LIÇÕES DE ESPERTEZA

Imagem: eduardotx2.blogspot.com
                  
P
or causa de sua crendice e boa fé, está se tornando cada vez mais difícil para Ingenaldo sobreviver no mundo de hoje. Apesar de seu esforço físico, ele não dá conta de driblar tantas decepções: ao final de cada dia está ele coberto de arranhões e hematomas.
Fridolino Xexeo, seu amigo, encontrando-o certo dia com o braço direito enfaixado e com o olho esquerdo todo roxo e inchado, tentou aplicar-lhe uma vacina através de palavras de alerta. Disse Fridolino:
Você conhece aquela piada do sujeito esperto? Tendo encontrado uma moeda no piso de uma igreja, em frente a uma imagem de São Benedito, fez esta proposta ao santo: “Seu santo, mais honesto que isto não é possível. O senhor mesmo está vendo: acabo de achar uma moeda. Vou jogá-la para o alto. Quando cair, se der ‘cara’, ela será minha; se der ‘coroa’, também. A moeda fica para o senhor, se cair em pé.”
Assim ele fez, jogando-a para cima. Assim que caiu no piso, ela foi rolando, rolando, até ficar em pé, junto à imagem do santo.
Quando viu aquilo, o sujeito falou, indignado: ”Roubar não vale. O senhor segurou com o pé. A moeda é minha!”
Veja, meu caro amigo, como hoje vale a esperteza, como as pessoas não têm mais escrúpulos em furar os olhos dos outros. Por esses dias, foi um técnico lá em casa fazer um reparo no aquecedor solar. Tinha ele uma conversa mansa e humilde, o que me deixou um pouco aliviado. Pensei: “taí um cara que não vai me meter a mão com um preço absurdo”. Ele calculou que gastaria dois dias de serviço, com a mão de obra custando seiscentos reais. Apesar de meu salário não chegar aos pés de sua proposta, considerei que era razoável, e que era o meu salário que não prestava.

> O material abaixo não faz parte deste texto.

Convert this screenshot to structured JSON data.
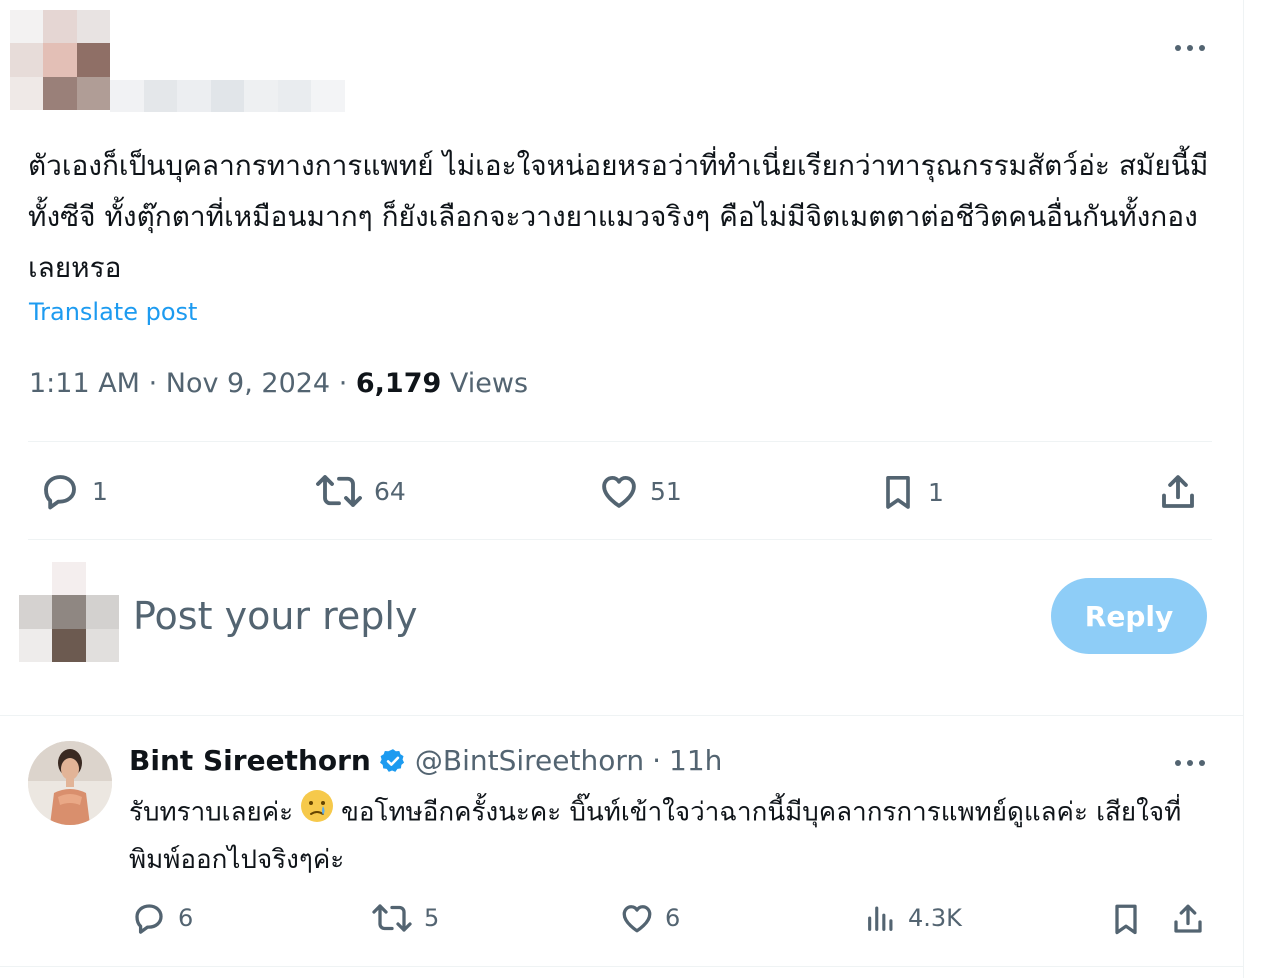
{
  "main_tweet": {
    "text": "ตัวเองก็เป็นบุคลากรทางการแพทย์ ไม่เอะใจหน่อยหรอว่าที่ทำเนี่ยเรียกว่าทารุณกรรมสัตว์อ่ะ สมัยนี้มีทั้งซีจี ทั้งตุ๊กตาที่เหมือนมากๆ ก็ยังเลือกจะวางยาแมวจริงๆ คือไม่มีจิตเมตตาต่อชีวิตคนอื่นกันทั้งกองเลยหรอ",
    "translate_label": "Translate post",
    "time": "1:11 AM",
    "separator": "·",
    "date": "Nov 9, 2024",
    "views_count": "6,179",
    "views_label": "Views",
    "actions": {
      "replies": "1",
      "retweets": "64",
      "likes": "51",
      "bookmarks": "1"
    }
  },
  "composer": {
    "placeholder": "Post your reply",
    "button_label": "Reply"
  },
  "reply_tweet": {
    "display_name": "Bint Sireethorn",
    "handle": "@BintSireethorn",
    "separator": "·",
    "time": "11h",
    "text_part1": "รับทราบเลยค่ะ",
    "text_part2": "ขอโทษอีกครั้งนะคะ บิ๊นท์เข้าใจว่าฉากนี้มีบุคลากรการแพทย์ดูแลค่ะ เสียใจที่พิมพ์ออกไปจริงๆค่ะ",
    "actions": {
      "replies": "6",
      "retweets": "5",
      "likes": "6",
      "views": "4.3K"
    }
  },
  "colors": {
    "text_primary": "#0f1419",
    "text_secondary": "#536471",
    "accent": "#1d9bf0",
    "reply_button_disabled": "#8ecdf7",
    "divider": "#eff3f4",
    "verified": "#1d9bf0"
  },
  "icons": {
    "more": "more-horizontal-icon",
    "reply": "reply-bubble-icon",
    "retweet": "retweet-icon",
    "like": "heart-icon",
    "bookmark": "bookmark-icon",
    "share": "share-icon",
    "views": "bar-chart-icon",
    "verified": "verified-badge-icon",
    "emoji": "crying-face-emoji-icon"
  }
}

Acontece que o sujeitinho de fala mansa gastou trinta minutos, quando muito, para terminar todo o serviço. Como o almoço estava pronto, ele não se fez de rogado ao convite, comeu um prato, de comida, que, se não atingiu o cume do Pico da Neblina, ultrapassou o da Serra da Piedade. Piedade que ele não teve na hora do acerto de conta: foram seiscentos reais, sem tirar nem pôr. Depois, ele explicou que havia levado sua caminhonete para fazer uma retífica de motor. O conserto girou em torno de oitocentos reais. Concluindo a conversa, que já me dava voltas no estômago, ele disse: “A vida é assim: um toma lá, dá cá”.
Ingenaldo, você está entendendo minhas palavras, ou estou falando para as paredes?
Ingenaldo olhou por sobre as lentes dos óculos azuis, fazendo um gesto de “sim” com a cabeça.
Quando se despediram, foi ele para o ponto de lotação (Ingenaldo é parente do Eleutério). Ali, uma menina de 9 a 10 anos de idade, que estava de uniforme escolar e carregava nas costas uma mochila, lhe perguntou:
            - Você não viu por acaso uma nota de R$10,00 aí no chão?
Ingenaldo achou estranho aquele tipo de pergunta. A menina insistiu em dar detalhes sobre o sumiço da nota.
            - Eu ia passar na farmácia comprar um xampu para minha mãe. Quando fui ver, o dinheiro havia sumido.
Ingenaldo ficou condoído com o sofrimento da menina, mas estava também impregnado das palavras de Xexeo. Falou:
            - Se eu tivesse dinheiro comigo (na verdade, ele tinha, mas pouco), eu poderia ajudá-la. Fala pra sua mãe, explica pra ela...
            - Eu coloquei o dinheiro aqui no bolso de trás – a menina mostrou o bolso, que apresentava um rasgão.
            - Pois é, deve ser por aí que o dinheiro sumiu.
            - Minha mãe vai me colocar de castigo – e uma lágrima rolou pelo rosto da garota.
Nesta hora, Ingenaldo exorcizou de vez as palavras de Xexeo. Pensou: não vou deixar de ser uma pessoa crédula, não posso abandonar meu sentimento de humanidade.
Assim pensando, retirou uma nota de 10 e deu para a menina.
            - Obrigada – falou ela.
Ingenaldo ficou sabendo que havia plantado uma sementinha de bondade no coração de uma criança. Quem sabe, pensou ele, essa semente não irá florescer e ajudar a colorir o mundo?